In the early 1950s, the government took control of private institutions such as Tianjin Nankai Middle School, Tianjin Nankai Girls' High School, and Chongqing Nankai Middle School, renaming them as Tianjin No. 15 High School, Tianjin No. 7 Girls' High School, and Chongqing No. 3 High School, respectively. The original "Nankai" school name was replaced by a numerical sequence, erasing any trace of Chang Po-ling from these schools.

The distinctive elements that once symbolized "old Nankai," such as the school song, the blue lotus and purple school colors, the school motto, and Chang Po-ling himself, were intentionally downplayed. Chang Po-ling's legacy was gradually diluted, and he was omitted from the history of Nankai School, with sole credit given to Yan Xiu as the founder of Nankai School.

In 1952, following the restructuring of Nankai University, a meeting was held that deviated from Chang Po-ling's vision of establishing a comprehensive university encompassing four disciplines: liberal arts, science, engineering, and business. Instead, the university was reduced to a liberal arts and science institution with only nine departments, including mathematics, physics, chemistry, biology, philosophy, Chinese, history, foreign languages, and economics.

During the Cultural Revolution, the Red Guard desecrated Chang Po-ling's cemetery by smashing the tombstone. Descendants had to gather the bones, cremate them, and store the ashes in a closet at home. Chang Po-ling, the granddaughter of the late Chang Po-ling and a former member of the CPPCC Standing Committee, expressed sorrow, saying, "My grandparents passed away without a final resting place."

=== Memorial statues and buildings ===
Statues of Chang Po-ling have been erected at Nankai University, Tianjin Nankai Middle School, Chongqing Nankai Middle School, the former site of National Southwest Associated University, and other campuses as a tribute to his legacy. Both Nankai University and Nankai Middle School have buildings named after Chang Po-ling. In 1999, the Po-ling Building was constructed on the campus of Nankai University. Tianjin Nankai Middle School renamed its 1906 East Building as the Po-ling Building.

In October 2004, three bronze statues of Yan Xiu, Chang Po-ling, and Zhou Enlai were built in the Xiangyu Park in front of Nankai Middle School in Tianjin.

On October 16, 2013, alumni donated two bronze statues of Yan Xiu and Chang Po-ling, which were completed and installed on the campus of Nankai Middle School in Tianjin.

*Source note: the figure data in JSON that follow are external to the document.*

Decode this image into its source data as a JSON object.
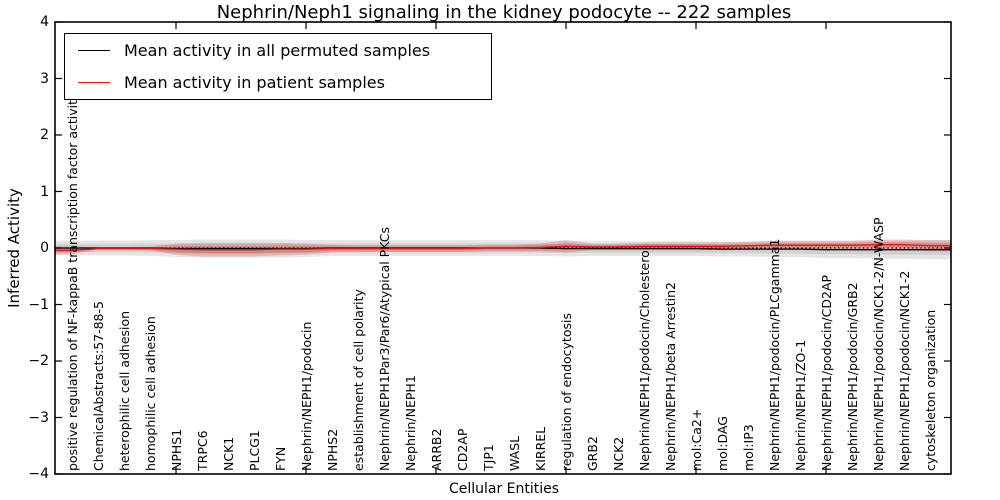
{
  "title": "Nephrin/Neph1 signaling in the kidney podocyte -- 222 samples",
  "xlabel": "Cellular Entities",
  "ylabel": "Inferred Activity",
  "legend": [
    {
      "label": "Mean activity in all permuted samples",
      "color": "#000000"
    },
    {
      "label": "Mean activity in patient samples",
      "color": "#e01212"
    }
  ],
  "yticks": [
    {
      "label": "4",
      "v": 4
    },
    {
      "label": "3",
      "v": 3
    },
    {
      "label": "2",
      "v": 2
    },
    {
      "label": "1",
      "v": 1
    },
    {
      "label": "0",
      "v": 0
    },
    {
      "label": "−1",
      "v": -1
    },
    {
      "label": "−2",
      "v": -2
    },
    {
      "label": "−3",
      "v": -3
    },
    {
      "label": "−4",
      "v": -4
    }
  ],
  "chart_data": {
    "type": "line",
    "title": "Nephrin/Neph1 signaling in the kidney podocyte -- 222 samples",
    "xlabel": "Cellular Entities",
    "ylabel": "Inferred Activity",
    "ylim": [
      -4,
      4
    ],
    "grid": false,
    "legend_position": "upper left",
    "zero_line": true,
    "categories": [
      "positive regulation of NF-kappaB transcription factor activity",
      "ChemicalAbstracts:57-88-5",
      "heterophilic cell adhesion",
      "homophilic cell adhesion",
      "NPHS1",
      "TRPC6",
      "NCK1",
      "PLCG1",
      "FYN",
      "Nephrin/NEPH1/podocin",
      "NPHS2",
      "establishment of cell polarity",
      "Nephrin/NEPH1Par3/Par6/Atypical PKCs",
      "Nephrin/NEPH1",
      "ARRB2",
      "CD2AP",
      "TJP1",
      "WASL",
      "KIRREL",
      "regulation of endocytosis",
      "GRB2",
      "NCK2",
      "Nephrin/NEPH1/podocin/Cholesterol",
      "Nephrin/NEPH1/beta Arrestin2",
      "mol:Ca2+",
      "mol:DAG",
      "mol:IP3",
      "Nephrin/NEPH1/podocin/PLCgamma1",
      "Nephrin/NEPH1/ZO-1",
      "Nephrin/NEPH1/podocin/CD2AP",
      "Nephrin/NEPH1/podocin/GRB2",
      "Nephrin/NEPH1/podocin/NCK1-2/N-WASP",
      "Nephrin/NEPH1/podocin/NCK1-2",
      "cytoskeleton organization"
    ],
    "series": [
      {
        "name": "Mean activity in all permuted samples",
        "color": "#000000",
        "band_color": "#000000",
        "values": [
          0,
          0,
          0,
          0,
          -0.01,
          -0.01,
          -0.01,
          -0.01,
          -0.01,
          -0.01,
          0,
          0,
          0,
          0,
          0,
          0,
          0,
          0,
          0,
          -0.01,
          -0.01,
          -0.01,
          -0.01,
          -0.01,
          -0.01,
          -0.02,
          -0.02,
          -0.02,
          -0.02,
          -0.03,
          -0.03,
          -0.03,
          -0.03,
          -0.03
        ],
        "band_halfwidth": [
          0.13,
          0.13,
          0.13,
          0.14,
          0.15,
          0.16,
          0.16,
          0.16,
          0.16,
          0.15,
          0.14,
          0.14,
          0.14,
          0.14,
          0.14,
          0.14,
          0.14,
          0.14,
          0.14,
          0.14,
          0.13,
          0.13,
          0.13,
          0.13,
          0.13,
          0.13,
          0.13,
          0.14,
          0.14,
          0.15,
          0.15,
          0.16,
          0.16,
          0.17
        ]
      },
      {
        "name": "Mean activity in patient samples",
        "color": "#e01212",
        "band_color": "#cc1111",
        "values": [
          -0.04,
          -0.01,
          -0.01,
          -0.01,
          -0.02,
          -0.03,
          -0.03,
          -0.03,
          -0.02,
          -0.02,
          -0.01,
          -0.01,
          -0.01,
          -0.01,
          -0.01,
          -0.01,
          0,
          0,
          0.01,
          0.03,
          0.02,
          0.02,
          0.03,
          0.03,
          0.03,
          0.03,
          0.04,
          0.05,
          0.05,
          0.05,
          0.05,
          0.06,
          0.06,
          0.04
        ],
        "band_halfwidth": [
          0.07,
          0.02,
          0.02,
          0.03,
          0.1,
          0.12,
          0.12,
          0.12,
          0.11,
          0.1,
          0.07,
          0.06,
          0.06,
          0.06,
          0.06,
          0.06,
          0.06,
          0.06,
          0.07,
          0.11,
          0.06,
          0.06,
          0.07,
          0.07,
          0.07,
          0.07,
          0.07,
          0.08,
          0.08,
          0.08,
          0.08,
          0.09,
          0.09,
          0.1
        ]
      }
    ],
    "x_major_tick_indices": [
      4,
      9,
      14,
      19,
      24,
      29
    ]
  }
}
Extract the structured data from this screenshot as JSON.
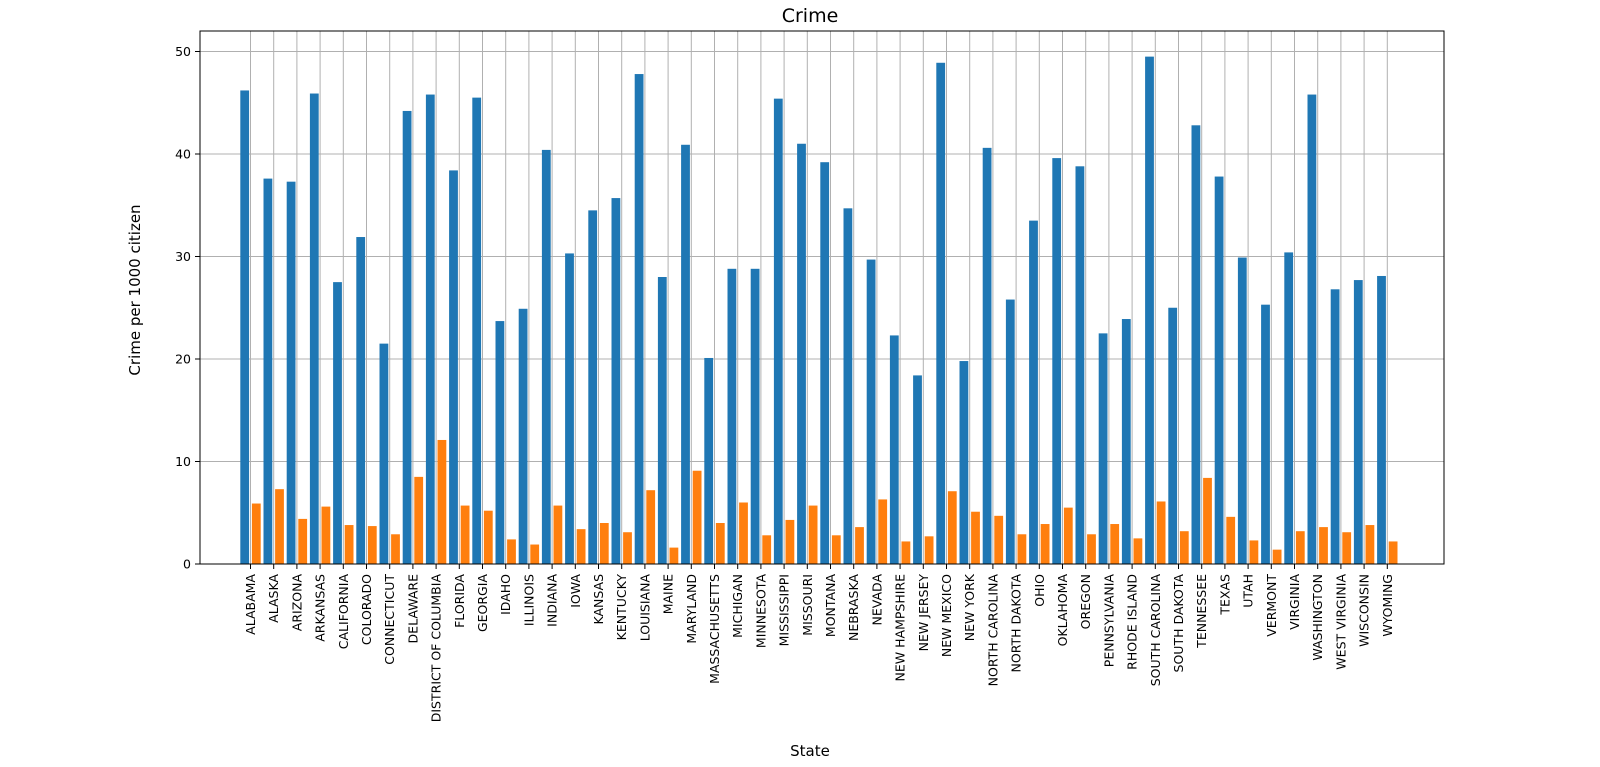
{
  "chart_data": {
    "type": "bar",
    "title": "Crime",
    "xlabel": "State",
    "ylabel": "Crime per 1000 citizen",
    "ylim": [
      0,
      52
    ],
    "yticks": [
      0,
      10,
      20,
      30,
      40,
      50
    ],
    "grid": true,
    "legend": "none",
    "categories": [
      "ALABAMA",
      "ALASKA",
      "ARIZONA",
      "ARKANSAS",
      "CALIFORNIA",
      "COLORADO",
      "CONNECTICUT",
      "DELAWARE",
      "DISTRICT OF COLUMBIA",
      "FLORIDA",
      "GEORGIA",
      "IDAHO",
      "ILLINOIS",
      "INDIANA",
      "IOWA",
      "KANSAS",
      "KENTUCKY",
      "LOUISIANA",
      "MAINE",
      "MARYLAND",
      "MASSACHUSETTS",
      "MICHIGAN",
      "MINNESOTA",
      "MISSISSIPPI",
      "MISSOURI",
      "MONTANA",
      "NEBRASKA",
      "NEVADA",
      "NEW HAMPSHIRE",
      "NEW JERSEY",
      "NEW MEXICO",
      "NEW YORK",
      "NORTH CAROLINA",
      "NORTH DAKOTA",
      "OHIO",
      "OKLAHOMA",
      "OREGON",
      "PENNSYLVANIA",
      "RHODE ISLAND",
      "SOUTH CAROLINA",
      "SOUTH DAKOTA",
      "TENNESSEE",
      "TEXAS",
      "UTAH",
      "VERMONT",
      "VIRGINIA",
      "WASHINGTON",
      "WEST VIRGINIA",
      "WISCONSIN",
      "WYOMING"
    ],
    "series": [
      {
        "color": "#1f77b4",
        "values": [
          46.2,
          37.6,
          37.3,
          45.9,
          27.5,
          31.9,
          21.5,
          44.2,
          45.8,
          38.4,
          45.5,
          23.7,
          24.9,
          40.4,
          30.3,
          34.5,
          35.7,
          47.8,
          28.0,
          40.9,
          20.1,
          28.8,
          28.8,
          45.4,
          41.0,
          39.2,
          34.7,
          29.7,
          22.3,
          18.4,
          48.9,
          19.8,
          40.6,
          25.8,
          33.5,
          39.6,
          38.8,
          22.5,
          23.9,
          49.5,
          25.0,
          42.8,
          37.8,
          29.9,
          25.3,
          30.4,
          45.8,
          26.8,
          27.7,
          28.1
        ]
      },
      {
        "color": "#ff7f0e",
        "values": [
          5.9,
          7.3,
          4.4,
          5.6,
          3.8,
          3.7,
          2.9,
          8.5,
          12.1,
          5.7,
          5.2,
          2.4,
          1.9,
          5.7,
          3.4,
          4.0,
          3.1,
          7.2,
          1.6,
          9.1,
          4.0,
          6.0,
          2.8,
          4.3,
          5.7,
          2.8,
          3.6,
          6.3,
          2.2,
          2.7,
          7.1,
          5.1,
          4.7,
          2.9,
          3.9,
          5.5,
          2.9,
          3.9,
          2.5,
          6.1,
          3.2,
          8.4,
          4.6,
          2.3,
          1.4,
          3.2,
          3.6,
          3.1,
          3.8,
          2.2
        ]
      }
    ]
  }
}
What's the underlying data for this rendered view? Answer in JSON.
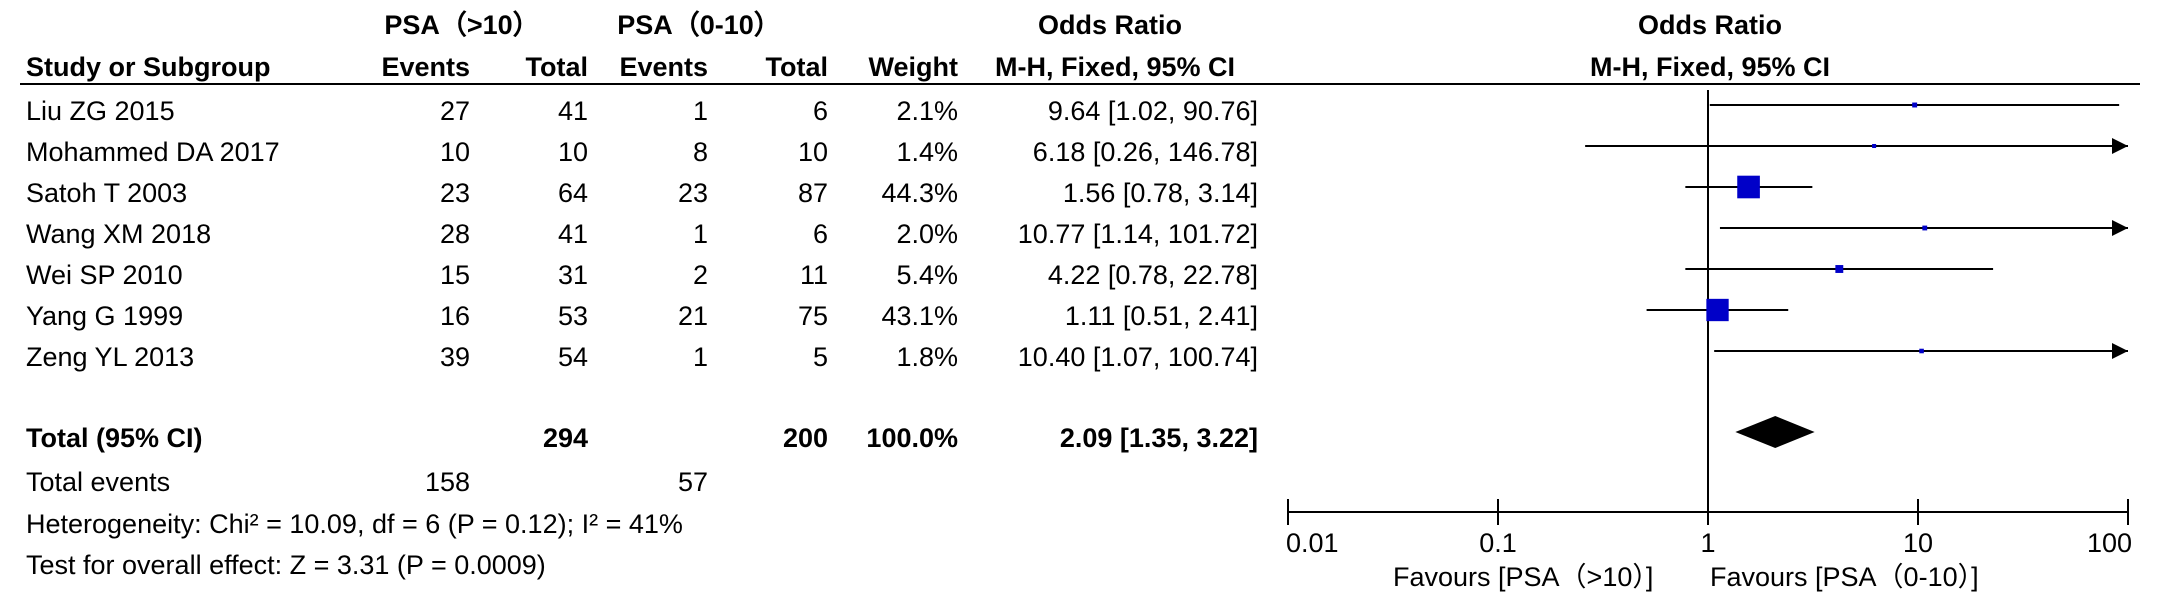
{
  "headers": {
    "group1": "PSA（>10）",
    "group2": "PSA（0-10）",
    "odds_ratio_table": "Odds Ratio",
    "odds_ratio_plot": "Odds Ratio",
    "study": "Study or Subgroup",
    "events1": "Events",
    "total1": "Total",
    "events2": "Events",
    "total2": "Total",
    "weight": "Weight",
    "method_table": "M-H, Fixed, 95% CI",
    "method_plot": "M-H, Fixed, 95% CI"
  },
  "studies": [
    {
      "name": "Liu ZG 2015",
      "e1": "27",
      "t1": "41",
      "e2": "1",
      "t2": "6",
      "weight": "2.1%",
      "ci": "9.64 [1.02, 90.76]"
    },
    {
      "name": "Mohammed DA 2017",
      "e1": "10",
      "t1": "10",
      "e2": "8",
      "t2": "10",
      "weight": "1.4%",
      "ci": "6.18 [0.26, 146.78]"
    },
    {
      "name": "Satoh T 2003",
      "e1": "23",
      "t1": "64",
      "e2": "23",
      "t2": "87",
      "weight": "44.3%",
      "ci": "1.56 [0.78, 3.14]"
    },
    {
      "name": "Wang XM 2018",
      "e1": "28",
      "t1": "41",
      "e2": "1",
      "t2": "6",
      "weight": "2.0%",
      "ci": "10.77 [1.14, 101.72]"
    },
    {
      "name": "Wei SP 2010",
      "e1": "15",
      "t1": "31",
      "e2": "2",
      "t2": "11",
      "weight": "5.4%",
      "ci": "4.22 [0.78, 22.78]"
    },
    {
      "name": "Yang G 1999",
      "e1": "16",
      "t1": "53",
      "e2": "21",
      "t2": "75",
      "weight": "43.1%",
      "ci": "1.11 [0.51, 2.41]"
    },
    {
      "name": "Zeng YL 2013",
      "e1": "39",
      "t1": "54",
      "e2": "1",
      "t2": "5",
      "weight": "1.8%",
      "ci": "10.40 [1.07, 100.74]"
    }
  ],
  "total": {
    "label": "Total (95% CI)",
    "t1": "294",
    "t2": "200",
    "weight": "100.0%",
    "ci": "2.09 [1.35, 3.22]"
  },
  "total_events": {
    "label": "Total events",
    "e1": "158",
    "e2": "57"
  },
  "heterogeneity": "Heterogeneity: Chi² = 10.09, df = 6 (P = 0.12); I² = 41%",
  "overall_effect": "Test for overall effect: Z = 3.31 (P = 0.0009)",
  "favours_left": "Favours [PSA（>10）]",
  "favours_right": "Favours [PSA（0-10）]",
  "chart_data": {
    "type": "scatter",
    "scale": "log",
    "xlim": [
      0.01,
      100
    ],
    "ticks": [
      0.01,
      0.1,
      1,
      10,
      100
    ],
    "tick_labels": [
      "0.01",
      "0.1",
      "1",
      "10",
      "100"
    ],
    "reference_line": 1,
    "marker_color": "#0000c8",
    "points": [
      {
        "or": 9.64,
        "lo": 1.02,
        "hi": 90.76,
        "weight": 2.1
      },
      {
        "or": 6.18,
        "lo": 0.26,
        "hi": 146.78,
        "weight": 1.4
      },
      {
        "or": 1.56,
        "lo": 0.78,
        "hi": 3.14,
        "weight": 44.3
      },
      {
        "or": 10.77,
        "lo": 1.14,
        "hi": 101.72,
        "weight": 2.0
      },
      {
        "or": 4.22,
        "lo": 0.78,
        "hi": 22.78,
        "weight": 5.4
      },
      {
        "or": 1.11,
        "lo": 0.51,
        "hi": 2.41,
        "weight": 43.1
      },
      {
        "or": 10.4,
        "lo": 1.07,
        "hi": 100.74,
        "weight": 1.8
      }
    ],
    "pooled": {
      "or": 2.09,
      "lo": 1.35,
      "hi": 3.22
    }
  }
}
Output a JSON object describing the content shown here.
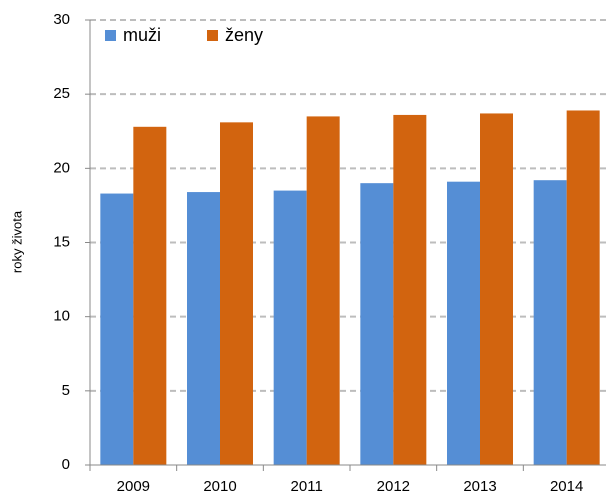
{
  "chart_data": {
    "type": "bar",
    "y_label": "roky života",
    "categories": [
      "2009",
      "2010",
      "2011",
      "2012",
      "2013",
      "2014"
    ],
    "series": [
      {
        "name": "muži",
        "color": "#558ed5",
        "values": [
          18.3,
          18.4,
          18.5,
          19.0,
          19.1,
          19.2
        ]
      },
      {
        "name": "ženy",
        "color": "#d2640f",
        "values": [
          22.8,
          23.1,
          23.5,
          23.6,
          23.7,
          23.9
        ]
      }
    ],
    "ylim": [
      0,
      30
    ],
    "yticks": [
      0,
      5,
      10,
      15,
      20,
      25,
      30
    ],
    "grid": true,
    "legend": "top-left"
  }
}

Furthermore, MingDao University in Taiwan named its administrative center the Po-ling Building in honor of Chang Po-ling, recognizing him as an exemplary educator dedicated to lifelong service.

=== Literature ===
In August 2005, the TV series " Chang Po-ling" broadcast in China CCTV. In 2017, the historical and humanistic documentary "There was a School named Nankai" was broadcast on CCTV and Tianjin TV successively.